Era do Plástico - Sobreviventes
O ser humano atingira uma linha sem volta.
Tudo se esgotara no planeta terra nos últimos três anos. Lavouras, mananciais, o tão imenso e sagrado oceano.
A ganância do homem, um verdadeiro carrapato, levara à essa condição sem retorno. Não adiantou os inúmeros avisos, os gritos da natureza. Nada mais era possível. O final fora decretado.
O desastre começou com as chuvas repletas de detritos plásticos. Isso poluiu cada ponto do planeta. Agregando-se ao aquecimento global e a crescente poluição, trouxe pavor ao culpado.
A derrocada da civilização foi como o “efeito dominó”
É impossível tentar descrever o que hoje são as grandes cidades, ou mesmo os pequenos povoados. Imagine o caos multiplicado por mil. É algo assim.
Mas como esperado, alguns conseguiram se adaptar, e sobreviver.
O esgoto já não era úmido como em outros tempos. Estava mais para um labirinto de despejos. Um fluido insistia em se aventurar por baixo dos detritos.
- Poxa meu amigo, fico contente em o ver perdido aqui embaixo. Pensei que nunca mais o veria. Que você tivesse batido as botas.
- Quase passei desta para a melhor, mas com força de vontade e, claro, muita sorte, eu sobrevivi, me adaptando ao pior.
O calor dentro das galerias atingira níveis altos. Mas a adequação fazia milagres.
- Lembro-me da última vez que eu o vi, Spencer. Estávamos nas proximidades de uma balada. Você andava atrás de um rabo de saia.
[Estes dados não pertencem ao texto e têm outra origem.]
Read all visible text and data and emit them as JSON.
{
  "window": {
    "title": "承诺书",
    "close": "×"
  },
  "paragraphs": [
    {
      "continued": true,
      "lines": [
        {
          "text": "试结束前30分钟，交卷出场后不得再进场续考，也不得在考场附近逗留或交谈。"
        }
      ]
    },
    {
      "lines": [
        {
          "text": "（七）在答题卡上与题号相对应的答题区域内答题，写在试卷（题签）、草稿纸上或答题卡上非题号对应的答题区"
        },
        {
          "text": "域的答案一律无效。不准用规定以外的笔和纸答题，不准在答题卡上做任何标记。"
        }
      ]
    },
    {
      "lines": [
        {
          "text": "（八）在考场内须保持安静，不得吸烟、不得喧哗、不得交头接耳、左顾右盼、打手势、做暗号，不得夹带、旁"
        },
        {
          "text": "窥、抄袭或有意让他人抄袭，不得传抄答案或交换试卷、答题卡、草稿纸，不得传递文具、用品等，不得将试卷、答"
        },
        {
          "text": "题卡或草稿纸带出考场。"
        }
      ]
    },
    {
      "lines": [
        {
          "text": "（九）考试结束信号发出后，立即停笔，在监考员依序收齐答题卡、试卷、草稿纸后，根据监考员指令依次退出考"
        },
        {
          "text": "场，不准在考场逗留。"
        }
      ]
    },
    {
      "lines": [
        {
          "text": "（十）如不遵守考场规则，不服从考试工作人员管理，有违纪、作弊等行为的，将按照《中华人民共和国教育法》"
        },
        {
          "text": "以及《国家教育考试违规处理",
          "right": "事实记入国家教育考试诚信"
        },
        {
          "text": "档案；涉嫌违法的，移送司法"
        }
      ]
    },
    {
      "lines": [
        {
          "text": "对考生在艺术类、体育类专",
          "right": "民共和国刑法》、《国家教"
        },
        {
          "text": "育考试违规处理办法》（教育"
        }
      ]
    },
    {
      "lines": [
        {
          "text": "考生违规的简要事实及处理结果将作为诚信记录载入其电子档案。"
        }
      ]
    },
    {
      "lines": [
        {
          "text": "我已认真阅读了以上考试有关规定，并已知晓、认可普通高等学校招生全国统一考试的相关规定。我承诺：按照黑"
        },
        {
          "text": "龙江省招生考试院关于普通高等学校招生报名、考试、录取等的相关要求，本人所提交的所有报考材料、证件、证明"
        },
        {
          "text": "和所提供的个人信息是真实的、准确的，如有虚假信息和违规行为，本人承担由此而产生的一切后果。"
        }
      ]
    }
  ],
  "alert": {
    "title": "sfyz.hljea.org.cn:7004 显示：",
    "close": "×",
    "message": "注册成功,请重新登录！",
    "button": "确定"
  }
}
- Sim, ela era conhecida no pedaço como Sofie. Ah! Não esqueço aquele perfume -ele se acomodou melhor sobre um grande bloco de tereftalato de polietileno, mais conhecido como PET – Uma verdadeira belezura.
- Como sempre estávamos no Pierre. Aquele pequeno bistrô do outro lado da rua.
- Sim. Não preciso dizer que morei lá. Local muito aconchegante, música francesa, vinhos selecionados. Ambiente ideal para os casais.
- Isso. Mas não foi fácil. No começo ela só me deu fora, pensei que a tinha perdido. Mas na hora “H”, meu charme de ator de cinema falou mais alto.
- Para Spencer. Não me faça rir. A minha barriga irá doer de tanto gargalhar. Ator de cinema.
A temperatura passara de cinquenta graus.
- E você Jean? Lembro-me de algo sobre cantar na noite.
A nostalgia apareceu estampada em seu semblante.
- Bem que eu quis meu amigo, mas nunca consegui. Naquela época eu era apaixonado pela música. Para mim nada mais existia. Agora tudo acabou.
- E sua família, como anda?
Não era o momento certo para tal pergunta. A tristeza ao lembrar da música, mas a menção à família, fez com que uma micro partícula de polipropileno (PP) fosse visível em seu olho.
- Depois do sofrido período de adaptação à nova realidade, alguns de nós se tornaram estéreis. É o meu caso. Só sobramos eu e a dona patroa.
- Sim, comigo aconteceu o mesmo, mas não reclamo. Posso namorar a vontade sem o risco de “pãezinhos no forno”. Hehehehehe. Mas me conta:
- Você tem problemas de evacuar com essa nova dieta? Eu as vezes passo uma semana inteira e não consigo. Olha o tamanho da minha barriga.
Jean esboçou um sorriso
- Eu sou um relógio, como sempre fui. Só o formato, que ainda não me acostumei. Quando me empanturro fica igual aqueles antigos brinquedos de modelagem, e pior, coloridos. Agora, se me alimento normal, parece um comprimido encapsulado.
Spencer levantou-se sobre as patas traseiras, farejando o ar.
- Falando em se empanturrar que tal fazermos uma boquinha? Sei aonde tem um amontoado de polietileno de alta densidade (PEAD) fresquinho.
- Demorou.
Após três galerias e muitos entulhos, colocaram os compridos dentes na guloseima.
- Está gostando Jean?
- Sim – mas seu pensamento vagou: “Nada melhor que o velho e delicioso queijo do Bistrô do Pierre”.